広告による態度変容やブランドリフトも可視化が可能に

「TVBridge」は、メーカー4社から集約したテレビ視聴データを活用することで、番組やCMの視聴・未視聴でターゲットをセグメント化している。当該のテレビCMを視聴した層と未視聴な層へ、それぞれ別のデジタル広告を配信する、などの施策も実施が可能となる。「具体的には、テレビ番組・CMを視聴した家庭のテレビと近いところにあるスマートフォンやPCなどに広告配信が可能」と安田氏は話す。

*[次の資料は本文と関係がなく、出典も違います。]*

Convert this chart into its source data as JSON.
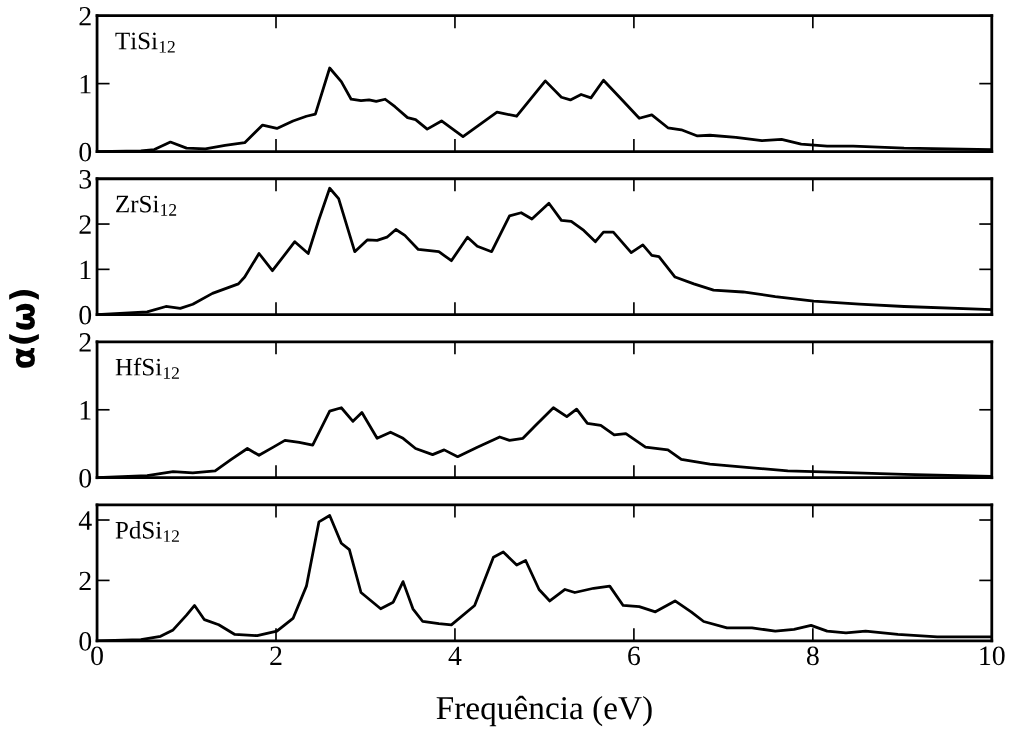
{
  "chart_data": [
    {
      "type": "line",
      "annotations": [
        "TiSi$_{12}$"
      ],
      "ylabel": "α(ω)",
      "xlim": [
        0,
        10
      ],
      "xticks": [
        0,
        2,
        4,
        6,
        8,
        10
      ],
      "ylim": [
        0,
        2
      ],
      "yticks": [
        0,
        1,
        2
      ],
      "tick_labels": "y",
      "series": [
        {
          "color": "#000000",
          "x": [
            0,
            0.49,
            0.64,
            0.82,
            1.0,
            1.21,
            1.43,
            1.65,
            1.85,
            2.01,
            2.19,
            2.34,
            2.44,
            2.6,
            2.73,
            2.84,
            2.95,
            3.04,
            3.12,
            3.22,
            3.33,
            3.47,
            3.56,
            3.69,
            3.85,
            4.09,
            4.47,
            4.69,
            5.01,
            5.19,
            5.29,
            5.41,
            5.52,
            5.66,
            5.84,
            6.06,
            6.2,
            6.38,
            6.53,
            6.71,
            6.85,
            7.14,
            7.43,
            7.65,
            7.87,
            8.16,
            8.45,
            9.02,
            10
          ],
          "values": [
            0,
            0.01,
            0.03,
            0.14,
            0.05,
            0.04,
            0.09,
            0.13,
            0.39,
            0.34,
            0.45,
            0.52,
            0.55,
            1.23,
            1.03,
            0.77,
            0.75,
            0.76,
            0.74,
            0.77,
            0.66,
            0.5,
            0.47,
            0.33,
            0.45,
            0.22,
            0.58,
            0.52,
            1.04,
            0.8,
            0.76,
            0.84,
            0.79,
            1.05,
            0.8,
            0.49,
            0.54,
            0.35,
            0.32,
            0.23,
            0.24,
            0.21,
            0.16,
            0.18,
            0.11,
            0.08,
            0.08,
            0.05,
            0.03
          ]
        }
      ]
    },
    {
      "type": "line",
      "annotations": [
        "ZrSi$_{12}$"
      ],
      "xlim": [
        0,
        10
      ],
      "xticks": [
        0,
        2,
        4,
        6,
        8,
        10
      ],
      "ylim": [
        0,
        3
      ],
      "yticks": [
        0,
        1,
        2,
        3
      ],
      "tick_labels": "y",
      "series": [
        {
          "color": "#000000",
          "x": [
            0,
            0.56,
            0.77,
            0.93,
            1.07,
            1.29,
            1.58,
            1.65,
            1.81,
            1.96,
            2.21,
            2.36,
            2.48,
            2.6,
            2.7,
            2.88,
            3.02,
            3.13,
            3.24,
            3.34,
            3.44,
            3.59,
            3.82,
            3.96,
            4.14,
            4.25,
            4.41,
            4.61,
            4.74,
            4.86,
            5.05,
            5.19,
            5.3,
            5.44,
            5.57,
            5.66,
            5.77,
            5.97,
            6.1,
            6.2,
            6.28,
            6.46,
            6.67,
            6.89,
            7.22,
            7.58,
            8.01,
            8.52,
            9.02,
            10
          ],
          "values": [
            0,
            0.06,
            0.18,
            0.14,
            0.23,
            0.47,
            0.68,
            0.83,
            1.35,
            0.97,
            1.61,
            1.35,
            2.1,
            2.79,
            2.56,
            1.39,
            1.65,
            1.64,
            1.71,
            1.88,
            1.75,
            1.44,
            1.39,
            1.19,
            1.71,
            1.51,
            1.39,
            2.18,
            2.25,
            2.11,
            2.46,
            2.08,
            2.06,
            1.86,
            1.61,
            1.82,
            1.82,
            1.37,
            1.54,
            1.31,
            1.28,
            0.83,
            0.68,
            0.54,
            0.5,
            0.4,
            0.3,
            0.23,
            0.18,
            0.11
          ]
        }
      ]
    },
    {
      "type": "line",
      "annotations": [
        "HfSi$_{12}$"
      ],
      "xlim": [
        0,
        10
      ],
      "xticks": [
        0,
        2,
        4,
        6,
        8,
        10
      ],
      "ylim": [
        0,
        2
      ],
      "yticks": [
        0,
        1,
        2
      ],
      "tick_labels": "y",
      "series": [
        {
          "color": "#000000",
          "x": [
            0,
            0.56,
            0.85,
            1.07,
            1.32,
            1.5,
            1.68,
            1.81,
            1.97,
            2.1,
            2.26,
            2.41,
            2.6,
            2.73,
            2.86,
            2.96,
            3.13,
            3.28,
            3.42,
            3.56,
            3.75,
            3.88,
            4.03,
            4.25,
            4.5,
            4.61,
            4.76,
            4.9,
            5.1,
            5.25,
            5.36,
            5.48,
            5.63,
            5.78,
            5.91,
            6.13,
            6.38,
            6.53,
            6.85,
            7.29,
            7.72,
            8.3,
            9.02,
            10
          ],
          "values": [
            0,
            0.03,
            0.09,
            0.07,
            0.1,
            0.27,
            0.43,
            0.33,
            0.45,
            0.55,
            0.52,
            0.48,
            0.98,
            1.03,
            0.83,
            0.96,
            0.58,
            0.67,
            0.58,
            0.43,
            0.34,
            0.41,
            0.31,
            0.45,
            0.6,
            0.55,
            0.58,
            0.77,
            1.03,
            0.9,
            1.01,
            0.8,
            0.77,
            0.63,
            0.65,
            0.45,
            0.41,
            0.27,
            0.2,
            0.15,
            0.1,
            0.08,
            0.05,
            0.02
          ]
        }
      ]
    },
    {
      "type": "line",
      "annotations": [
        "PdSi$_{12}$"
      ],
      "xlabel": "Frequência (eV)",
      "xlim": [
        0,
        10
      ],
      "xticks": [
        0,
        2,
        4,
        6,
        8,
        10
      ],
      "ylim": [
        0,
        4.5
      ],
      "yticks": [
        0,
        2,
        4
      ],
      "series": [
        {
          "color": "#000000",
          "x": [
            0,
            0.49,
            0.71,
            0.85,
            1.0,
            1.09,
            1.2,
            1.36,
            1.54,
            1.79,
            2.01,
            2.19,
            2.34,
            2.48,
            2.6,
            2.73,
            2.82,
            2.95,
            3.17,
            3.31,
            3.42,
            3.53,
            3.64,
            3.82,
            3.96,
            4.22,
            4.43,
            4.54,
            4.69,
            4.79,
            4.94,
            5.06,
            5.23,
            5.34,
            5.55,
            5.73,
            5.88,
            6.06,
            6.24,
            6.46,
            6.64,
            6.78,
            7.04,
            7.32,
            7.58,
            7.79,
            7.98,
            8.16,
            8.37,
            8.59,
            8.95,
            9.39,
            10
          ],
          "values": [
            0,
            0.04,
            0.15,
            0.36,
            0.85,
            1.17,
            0.7,
            0.53,
            0.21,
            0.17,
            0.32,
            0.74,
            1.81,
            3.94,
            4.15,
            3.23,
            3.02,
            1.6,
            1.06,
            1.28,
            1.96,
            1.06,
            0.64,
            0.57,
            0.53,
            1.17,
            2.77,
            2.94,
            2.51,
            2.66,
            1.7,
            1.32,
            1.7,
            1.6,
            1.74,
            1.81,
            1.17,
            1.13,
            0.96,
            1.32,
            0.96,
            0.64,
            0.43,
            0.43,
            0.32,
            0.38,
            0.51,
            0.32,
            0.26,
            0.32,
            0.21,
            0.13,
            0.13
          ]
        }
      ]
    }
  ]
}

「TVBridge」のサービスラインナップには、広告配信機能の「TVBridge Ads」と、TwitterやFacebookなどそれ以外の広告プラットフォームへ配信ができる「TVBridge DMP」がある。さらに同社の持つマーケティングAIプラットフォーム「VALIS-Cockpit」と連携することで、広告接触前後での生活者の態度変容や、ブランドリフト効果などが可視化できる。テレビ視聴ユーザーへの広告配信後に、特定のテレビ番組やテレビCMを視聴したユーザーが広告接触によって、どうWeb上の行動変化が起きたかの計測や可視化を行う。

より深い顧客理解ができるため、活用しているクライアントがほとんどだという。

「CMで認知を得た後、より購買への行動を喚起する上で、デジタル広告と組み合わせ、相乗効果を狙うことが重要です。そのCMとデジタルの広告投資を『TVBridge』によって最適に配分することができます。また、CMだけではリーチしていない未視聴層へのみ、デジタルで広告を配信し、CMの補完をするという活用方法にも導入企業からは反響をいただいています。テレビ局からも、視聴者層の新規開拓のため、番組宣伝に活用したいなど、新しいアイデアもいただいています。各社と協力をしながら、サービスのバージョンアップを目指します」(谷本氏)。

安田氏は「国内全体の視聴データをカバーし、サービスの精度を高めていきます。今はCM、番組の視聴者をそれぞれ抽出して広告を配信する仕組みを整えています」と話す。

これらサービスは、あくまで生活者目線のもので、生活者のより良いコミュニケーションとなり、心地良い体験を提供するためのものと、谷本氏は話す。

「生活者にとって、過度に追われていると感じる広告は気持ち悪いもの。『TVBridge』には、リターゲティング機能はありませんし、メーカーから提供を受ける視聴データは、事前に許諾をとっているオプトイン型で、個人は非特定です。いかにテレビ広告、デジタル広告が効率化、最適化できたとしても、生活者に不快感を与えて意味がありません。今後も『どうすれば、生活者にとって心地良い体験となるのか』を念頭にテレビCMとデジタルを横断したコミュニケーションの実現をサポートしていきます」(谷本氏)。